This is a response to this article, sent to me by my dear ol' dad.
I took an American History class at GSU one summer, and the textbook for the class was Zinn's "Peoples' HIstory..." I was taken aback, to say the least. I had two history teachers in high school.. One was Dr. Coolick, a purple-heart winning Vietnam vet, who spent 15-20 years in the CIA, with a PhD in Western Military History, and a fierce patriotic love. He described the French, in class, as "Cheese-Eating surrender monkeys." He was intelligent, a seasoned patriot in every sense of the world. My best class in High School, possibly ever, was the constitutional law class, where he went through 15 monumental supreme court cases that shaped american law. All of his teaching ended in, "America is progressing to a better place (in contrast with the shitty negativity you get from the media nowadays)."

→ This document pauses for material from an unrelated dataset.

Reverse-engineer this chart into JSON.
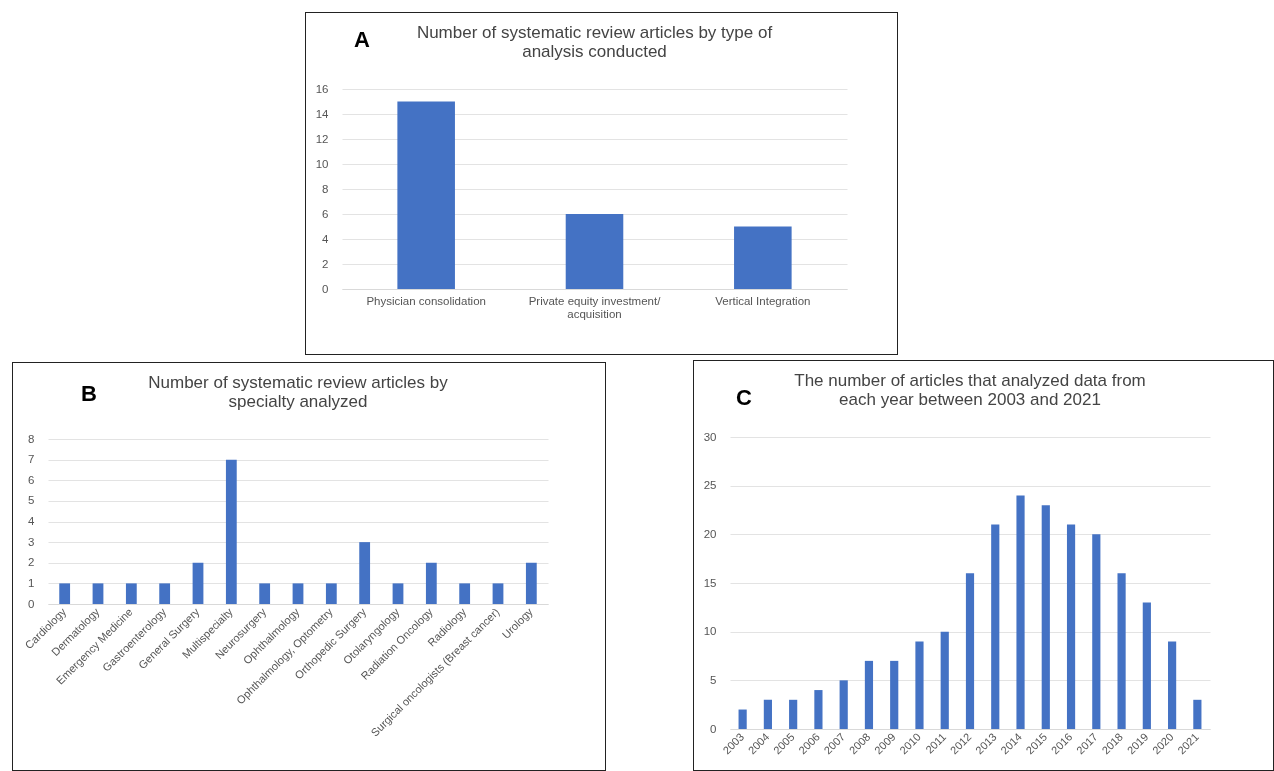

My other teacher was Mr. McKay, a much-less-seasoned veteran of the US' operations in Panama, with some Airborne Unit. He talked a huge game, and ate a huge game (he easily tipped the scales at 300+ lbs). His history was much less tempered and "intelligent-ey" than Coolicks: We knew it, he knew it. He was 100% sure (this was spring 2001) that the US would return to armed conflict with Korea, boots on the ground, within 3 years. I guess he, along with the US intelligence community, did not "see it coming." He encouraged us to all enlist, so as the be able to choose our unit as opposed to getting shoved in a crappy unit when we are (inevitably) drafted; me personally, he felt the US Army Rangers would particularly suit my energy level. I was a rowdy kid in highschool, and he more than once had me doing pushups before the class. McKay had a particular fetish with the Civil War, wrote some books on the matter, and presented what could be called, "The Rebel's History of the Civil War." Our military history class with him consisted mostly of field-trips to little pidgen hill, chickaumauga, and kennesaw mountain, where we saw first-hand the ploys of Northern Aggression, as well as his attraction to Wes' mom. Oh, our joy at seeing the jovial, obese man, sweat dripping from his pits, haul his fat ass up mountains that once ran red with union blood, now running white with tears of laughter. McKay is a good man, who, like alot of high school teachers, got a lot of undeserved flack from his students.
My knowledge of history, particularly of civil war history, I felt, was strong, stronger than most of my peers', at least. What I read in Zinn's book was really new to me, shocking. Columbus was a hero, dammit! Lincoln, well McKay would say he's a fucker, Coolick would say he led us to a better and more complete union. But Zinn basically rejected all of our hagiography. Thankfully, my fellow students at GSU were so uninterested and under-educated, that Zinn's message was fired way over their heads. But I never felt the same after. I felt like either Zinn was a liar, but I couldn't reject his thick bibliography. On the other hand, perhaps our leaders weren't as golden then as they are now. I recalled the words of my first class at YU, with Moshe Bernstein, the mousy, bitchy biblical scholar, when referencing Judaism's current view of the sadducees and karaites (who told me, "Ben, there is no way you will pass this class with your current reading abilities." I took a W, bastard!): "The Winners write the history books." Could Rabbinic Orthodox Judaism, that shrine I [once] held so sacred, be subject to the same human fallicies of corruption, coercion, censorship, and not be handed down directly "Mi Pi El"?! Ah, the downfall and corruption begins...
But in that vane, perhaps America's manifest destiny was, additionally, not handed down from Gods lips, but only on the backs on all the people who stood in her way to the top. Perhaps then, the net good outweighs all the evil that undubitably follows it?
But in that vane, perhaps America's manifest destiny was, additionally, not handed down from Gods lips, but only on the backs on all the people who stood in her way to the top. Perhaps then, the net good outweighs all the evil that undubitably follows it?
These are the questions, largely unanswered and unanswerable. But despite Zinn's uber-negativity and pessimism, which I reject, he filled an important seat: self-reflection. While he took the tack of never acknowledging all the good of the country--including the right to write such mean things about the very people who guaranteed him the very right to write such very mean things--exposing young minds to "the other side," is helpful.
I'll conclude with a story from Ben Poodiack, told to me not hours ago. In one of his classes at GSU (what's the deal with that place?), they were having a discussion about separation of church and state, vis-a-vis prayer in school. The punch-line of the story was a young lass proclaiming, "like, um, I don't get what the problem is. If I were jewish, and I wanted to take off for ramadan, I could just talk to my boss and he would let me." [sound of hand slapping forehead]. But what shocked poody about this whole class, was how the Average Joe American Protestant Christian consistently seemed unable to put themselves in the perspective of "them other people." Jews. Hindus. Muslims. It baffles them why a morning classroom prayer to Jesus would feel awkward to a Jew, yet how very strange would they feel bowing on a prayer rug in the mornings, or lighting some incense to Ganesh (that was a made-up ritual by me, but you get the point). So Zinn's view, "the other side," is important, even if rejected, hopefully, by those who know better.